En admettant que cette rencontre n’est qu’une première d’une longue série, faisons l’effort de nous transposer dans les « prochaine fois ». Imaginons ....Nous disposerons de plus en plus d’outils pour évaluer l’impact – en temps de paix comme en temps de guerre - des activités militaires sur l’environnement, même si le Protocole de Kyoto ne prévoit pas de prendre en compte ces activités là. Même si des apôtres de la destruction durable feront valoir, à intervalles réguliers, que la guerre est le seul recours à la portée des humains pour réduire la disproportion entre la croissance démographique et les limites des ressources disponibles.

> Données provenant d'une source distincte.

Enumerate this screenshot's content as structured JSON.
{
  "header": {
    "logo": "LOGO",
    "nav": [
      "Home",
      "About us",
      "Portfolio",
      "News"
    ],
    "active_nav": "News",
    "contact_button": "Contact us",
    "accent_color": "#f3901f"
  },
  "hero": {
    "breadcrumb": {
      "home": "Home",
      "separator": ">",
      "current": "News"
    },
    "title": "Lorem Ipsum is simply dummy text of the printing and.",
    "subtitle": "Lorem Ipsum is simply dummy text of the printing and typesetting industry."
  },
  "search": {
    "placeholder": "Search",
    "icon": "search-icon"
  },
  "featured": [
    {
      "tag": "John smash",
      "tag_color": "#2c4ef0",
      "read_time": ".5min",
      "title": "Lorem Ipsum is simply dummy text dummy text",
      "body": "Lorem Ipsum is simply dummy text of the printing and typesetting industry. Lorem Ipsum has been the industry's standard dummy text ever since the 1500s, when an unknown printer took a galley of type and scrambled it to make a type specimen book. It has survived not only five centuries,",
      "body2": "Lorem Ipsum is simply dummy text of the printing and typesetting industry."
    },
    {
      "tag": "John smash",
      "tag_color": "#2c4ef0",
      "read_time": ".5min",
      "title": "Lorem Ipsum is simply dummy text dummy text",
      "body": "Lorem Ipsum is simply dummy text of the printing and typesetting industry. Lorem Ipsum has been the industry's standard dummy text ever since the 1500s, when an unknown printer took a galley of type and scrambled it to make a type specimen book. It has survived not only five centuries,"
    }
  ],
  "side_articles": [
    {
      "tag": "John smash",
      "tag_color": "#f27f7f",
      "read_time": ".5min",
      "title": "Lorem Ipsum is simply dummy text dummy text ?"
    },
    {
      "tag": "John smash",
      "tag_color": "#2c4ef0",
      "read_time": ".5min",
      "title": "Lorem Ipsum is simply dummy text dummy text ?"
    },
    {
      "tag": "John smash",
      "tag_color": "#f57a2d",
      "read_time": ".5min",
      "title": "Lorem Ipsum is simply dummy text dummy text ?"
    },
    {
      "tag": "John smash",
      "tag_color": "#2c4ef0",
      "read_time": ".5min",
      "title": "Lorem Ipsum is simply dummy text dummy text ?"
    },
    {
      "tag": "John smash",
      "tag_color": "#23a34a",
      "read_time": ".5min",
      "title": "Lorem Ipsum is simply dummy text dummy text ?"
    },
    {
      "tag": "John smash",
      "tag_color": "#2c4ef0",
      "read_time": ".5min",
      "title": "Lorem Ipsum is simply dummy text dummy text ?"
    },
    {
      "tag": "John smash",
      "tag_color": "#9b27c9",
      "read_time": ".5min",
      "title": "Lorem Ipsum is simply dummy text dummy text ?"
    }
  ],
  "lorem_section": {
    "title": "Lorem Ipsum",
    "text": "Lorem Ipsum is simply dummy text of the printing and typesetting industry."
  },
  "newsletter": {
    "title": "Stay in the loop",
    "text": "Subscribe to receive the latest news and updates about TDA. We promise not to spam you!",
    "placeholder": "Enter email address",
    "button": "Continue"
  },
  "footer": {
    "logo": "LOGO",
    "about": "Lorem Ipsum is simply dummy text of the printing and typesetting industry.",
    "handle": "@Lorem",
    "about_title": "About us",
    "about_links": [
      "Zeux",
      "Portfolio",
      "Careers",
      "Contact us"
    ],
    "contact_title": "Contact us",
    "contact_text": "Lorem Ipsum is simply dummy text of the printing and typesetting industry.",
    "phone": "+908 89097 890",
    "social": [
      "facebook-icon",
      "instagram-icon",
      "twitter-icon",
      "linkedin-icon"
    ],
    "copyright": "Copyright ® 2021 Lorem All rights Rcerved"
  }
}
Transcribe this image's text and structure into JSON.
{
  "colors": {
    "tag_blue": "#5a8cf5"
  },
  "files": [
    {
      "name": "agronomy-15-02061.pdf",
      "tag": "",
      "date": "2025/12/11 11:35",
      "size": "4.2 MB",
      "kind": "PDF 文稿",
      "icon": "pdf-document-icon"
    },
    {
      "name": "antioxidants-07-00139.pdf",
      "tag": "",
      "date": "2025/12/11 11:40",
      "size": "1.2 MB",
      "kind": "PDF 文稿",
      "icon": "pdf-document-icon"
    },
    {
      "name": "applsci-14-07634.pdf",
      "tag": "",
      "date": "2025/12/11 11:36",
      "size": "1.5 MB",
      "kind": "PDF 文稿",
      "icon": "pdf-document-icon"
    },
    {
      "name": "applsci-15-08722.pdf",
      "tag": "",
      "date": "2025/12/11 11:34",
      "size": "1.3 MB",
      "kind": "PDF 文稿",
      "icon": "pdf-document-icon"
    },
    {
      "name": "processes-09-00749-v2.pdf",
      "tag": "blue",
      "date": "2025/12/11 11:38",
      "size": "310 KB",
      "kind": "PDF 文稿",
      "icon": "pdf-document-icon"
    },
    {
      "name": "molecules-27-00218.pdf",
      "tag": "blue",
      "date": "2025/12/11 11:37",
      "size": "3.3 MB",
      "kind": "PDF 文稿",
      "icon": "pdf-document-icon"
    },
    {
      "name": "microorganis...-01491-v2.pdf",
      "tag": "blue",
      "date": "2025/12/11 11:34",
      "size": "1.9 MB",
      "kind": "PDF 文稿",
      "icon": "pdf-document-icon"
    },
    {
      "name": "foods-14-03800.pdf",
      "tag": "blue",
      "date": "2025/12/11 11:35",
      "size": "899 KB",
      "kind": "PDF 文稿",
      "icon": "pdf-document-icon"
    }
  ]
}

Tandis que les activités polluantes des forces armées échapperont à tout contrôle, - faute de casques verts - , tandis que des critères de développement inhumain tarderont à se mettre en place, - avec ou sans RSE - , tandis que les ressources (biens communs) risquent d’être enrôlés dans les tourbillons de la privatisation, nous aurons le devoir de réfléchir sur les moyens les plus appropriés - au-delà d’une taxe sur les billets d’avion par exemple - de mettre les ressources militaires (de plus de mille milliards de dollars dont un quart pour les 27 pays de l’UE) au service de finalités environnementales, ce que Mustafa Tolba, alors directeur général du PNUE, avait préconisé au début des années 90.




NOTES


[1Référence au récent ouvrage remarquable de Jacques Grinevald Pétrole et climat, la double menace. Repère transdisciplinaire 1824-2007. Éditions Médecine & Hygiène, Genève, éditions, Georg, 2007, Collection : « Stratégies énergétiques, Biosphère et Société.

[2Willy Brandt, World Armament and World Hunger, 1986.

[3Sans oublier la pauvreté et les droits de l’homme, ces fléaux ayant tendance à se combiner.

[4F. Mayor.

[5cf Journée mondiale ou encore site officiel.